By Lucila Sigal and Eliana Raszewski
BUENOS AIRES Argentina's next government would not ask the International Monetary Fund (IMF) for any new loans if center-right presidential hopeful Patricia Bullrich prevails in next month's general election, a top advisor to the candidate told Reuters.
Instead, the IMF's top debtor nation with a long history of defaults would only seek to manage existing debt with the global lender, Facundo Martinez Maino said, as Argentina's economy suffers a severe economic slump marked by triple-digit inflation and the steady deterioration of its local peso currency.
Bullrich, a conservative former lawmaker and security minister, is running against center-left candidate Sergio Massa and Javier Milei, a radical libertarian. Milei scored a shock first-place showing in August's primary election. The general election will take place on Oct. 22.
Martinez Maino, part of Bullrich's economic team, stressed in an interview that the candidate will seek the IMF's support in a push to attract fresh investment for the ailing economy, South America's second biggest.
"The only thing we want is for the private sector to have financing, the only thing we need is debt management. We do not need to take on new debt," he said.
The advisor claimed that IMF officials would likely support Bullrich's approach.
"This is our program, but the fund supports it (and) supported it.

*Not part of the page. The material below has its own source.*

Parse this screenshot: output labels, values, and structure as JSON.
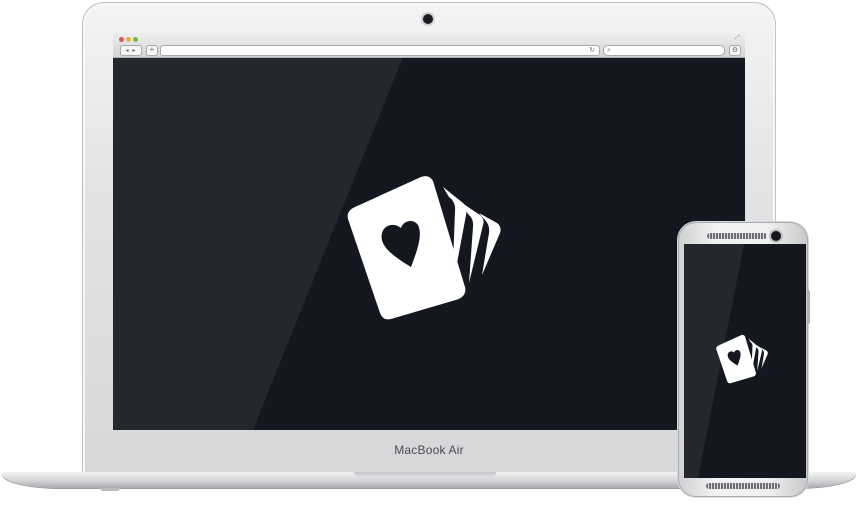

They told us, 'If you win and put this program on the table and it begins to advance, we will be giving it the necessary support,'" said Martinez Maino.
The IMF's press office did not immediately respond to a request for comment on the advisor's remarks.
Former President Mauricio Macri, a member of Bullrich's party, renegotiated a previous IMF loan deal for $44 billion in 2018.
Bullrich aims to grow foreign investment, said Martinez Maino, adding that he and the candidate's would-be pick for economy minister, Carlos Melconian, will travel this week to New York to meet with banks and investors.